For the well-informed doom metal fan, choosing an appropriately listless and depressive soundtrack for the gloomiest of moods usually means pulling an album from the catalog of bands like St. Vitus, Reverend Bizarre, or Lord Vicar. Rhode Island's Pilgrim, self-described "Disciples of True Doom", look to add their name to such a lamentative list with their debut album Misery Wizard. Crushing, ponderous riffs and a laggardly pace dominate the album, but Pilgrim conjures up a few surprises to keep listeners from succumbing to an otherwise overwhelming sense of despair.
The first of these surprises is more of a tease, as Misery Wizard's lead-off track "Astaroth" is a an up-tempoed (for doom metal) number with very catchy riffs. The guitar sound possesses plenty of the requisite fuzziness and more than a hint of a Black Sabbath influence.
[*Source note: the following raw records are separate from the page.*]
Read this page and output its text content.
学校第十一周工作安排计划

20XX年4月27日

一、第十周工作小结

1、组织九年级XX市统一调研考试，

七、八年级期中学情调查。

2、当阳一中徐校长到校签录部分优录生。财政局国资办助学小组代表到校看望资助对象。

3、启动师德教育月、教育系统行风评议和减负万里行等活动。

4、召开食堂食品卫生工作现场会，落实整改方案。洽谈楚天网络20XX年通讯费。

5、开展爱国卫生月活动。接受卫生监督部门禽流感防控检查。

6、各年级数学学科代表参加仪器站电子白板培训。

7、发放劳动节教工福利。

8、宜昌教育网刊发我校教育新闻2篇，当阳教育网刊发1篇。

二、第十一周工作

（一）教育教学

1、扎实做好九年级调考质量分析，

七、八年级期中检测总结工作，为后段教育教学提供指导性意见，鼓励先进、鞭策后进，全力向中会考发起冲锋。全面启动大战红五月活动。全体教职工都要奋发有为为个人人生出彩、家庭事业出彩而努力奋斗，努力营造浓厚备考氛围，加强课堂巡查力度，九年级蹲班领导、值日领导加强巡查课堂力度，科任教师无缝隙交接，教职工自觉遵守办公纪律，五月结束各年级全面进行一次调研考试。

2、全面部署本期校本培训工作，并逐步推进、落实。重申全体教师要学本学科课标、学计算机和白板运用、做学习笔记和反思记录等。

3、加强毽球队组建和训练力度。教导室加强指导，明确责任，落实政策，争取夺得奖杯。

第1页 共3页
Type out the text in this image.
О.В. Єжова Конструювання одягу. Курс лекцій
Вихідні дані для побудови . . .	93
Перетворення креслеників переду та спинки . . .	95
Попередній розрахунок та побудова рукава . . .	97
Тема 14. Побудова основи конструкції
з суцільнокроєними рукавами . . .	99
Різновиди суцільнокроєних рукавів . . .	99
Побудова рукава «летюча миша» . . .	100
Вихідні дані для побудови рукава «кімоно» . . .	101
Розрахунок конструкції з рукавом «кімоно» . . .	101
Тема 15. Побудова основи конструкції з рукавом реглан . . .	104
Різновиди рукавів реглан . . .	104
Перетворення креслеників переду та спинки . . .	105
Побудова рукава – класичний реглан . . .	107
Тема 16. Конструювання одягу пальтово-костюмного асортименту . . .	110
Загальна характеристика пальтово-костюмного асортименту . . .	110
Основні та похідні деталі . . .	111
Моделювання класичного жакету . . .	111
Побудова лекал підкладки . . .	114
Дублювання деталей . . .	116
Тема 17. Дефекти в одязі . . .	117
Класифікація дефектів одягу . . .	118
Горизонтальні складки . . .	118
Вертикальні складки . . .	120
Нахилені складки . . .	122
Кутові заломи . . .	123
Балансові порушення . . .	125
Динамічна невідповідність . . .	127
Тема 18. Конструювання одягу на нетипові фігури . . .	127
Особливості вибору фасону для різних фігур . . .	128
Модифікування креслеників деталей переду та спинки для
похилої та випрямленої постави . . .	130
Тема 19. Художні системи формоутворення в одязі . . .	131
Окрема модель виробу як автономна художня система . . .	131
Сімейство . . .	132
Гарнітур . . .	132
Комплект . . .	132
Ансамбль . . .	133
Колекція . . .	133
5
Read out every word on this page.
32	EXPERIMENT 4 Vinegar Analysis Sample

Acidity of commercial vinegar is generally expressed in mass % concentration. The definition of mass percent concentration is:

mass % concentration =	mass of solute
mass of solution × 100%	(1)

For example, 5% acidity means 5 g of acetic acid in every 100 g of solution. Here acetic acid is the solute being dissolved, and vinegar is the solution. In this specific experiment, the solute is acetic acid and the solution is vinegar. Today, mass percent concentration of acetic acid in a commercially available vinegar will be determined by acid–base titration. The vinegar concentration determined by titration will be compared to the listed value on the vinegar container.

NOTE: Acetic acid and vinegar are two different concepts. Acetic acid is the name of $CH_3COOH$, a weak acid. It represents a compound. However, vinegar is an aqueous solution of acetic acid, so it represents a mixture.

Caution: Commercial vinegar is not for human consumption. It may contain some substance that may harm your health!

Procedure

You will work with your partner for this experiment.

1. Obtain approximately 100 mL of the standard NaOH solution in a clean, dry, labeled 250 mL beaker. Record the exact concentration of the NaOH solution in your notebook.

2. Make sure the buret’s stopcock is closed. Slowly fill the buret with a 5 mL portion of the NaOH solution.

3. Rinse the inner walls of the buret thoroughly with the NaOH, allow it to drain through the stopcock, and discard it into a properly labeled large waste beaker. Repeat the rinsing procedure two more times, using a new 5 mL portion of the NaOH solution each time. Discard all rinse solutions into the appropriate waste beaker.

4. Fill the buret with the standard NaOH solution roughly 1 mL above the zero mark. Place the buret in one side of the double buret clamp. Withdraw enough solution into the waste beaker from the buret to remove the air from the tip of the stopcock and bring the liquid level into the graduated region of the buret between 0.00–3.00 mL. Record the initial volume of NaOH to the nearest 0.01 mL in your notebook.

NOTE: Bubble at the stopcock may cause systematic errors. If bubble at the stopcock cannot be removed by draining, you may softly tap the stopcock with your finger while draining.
The vocals, when they finally appear, arrive in the form of distorted chants that eventually give way to mainman The Wizard's intonations. Consistently set back in the mix, The Wizard's voice isn't particularly strong and is rather limited in range but his roughened style fits nicely into Pilgrim's formula.
"Astaroth" serves as a tease to listeners because its Pentagram-like groove is instantly discarded when the oppressive title track lumbers forth. The tempo of "Misery Wizard" is agonizingly slow, with the lazy riffs and drawn out vocals emphasizing the nearly stalled pace. A lackadaisical solo dominates the latter moments of the song and quickens the momentum ever so slightly, but this song - along with "Masters of the Sky" and "Forsaken Man" - are crushingly slow dirges designed for the most stalwart of funerary doom fans. Thankfully that latter half of "Quest", where The Wizard unleashes a rather enjoyable bluesy Black Sabbath run and drummer Krolg Splinterfist (Dwarven chieftain, perhaps?) flails about with reckless abandon, livens the mood and results in another of Misery Wizard's standout moments. "Adventurer" is likewise a touch of fresh air with its uptempo pace and infectious groove. The Wizard gets a little innovative on this track, briefly introducing a death metal roar to his vocal style and kicking out a few nice guitar runs.
A handful of traditional groove-inspired moments aside, Misery Wizard is a plodding foray into the cavernous depths of exceedingly slow doom. If observing glacial advancement and watching paint dry can be counted among your most favorite hobbies, then Pilgrim's debut release will definitely not disappoint.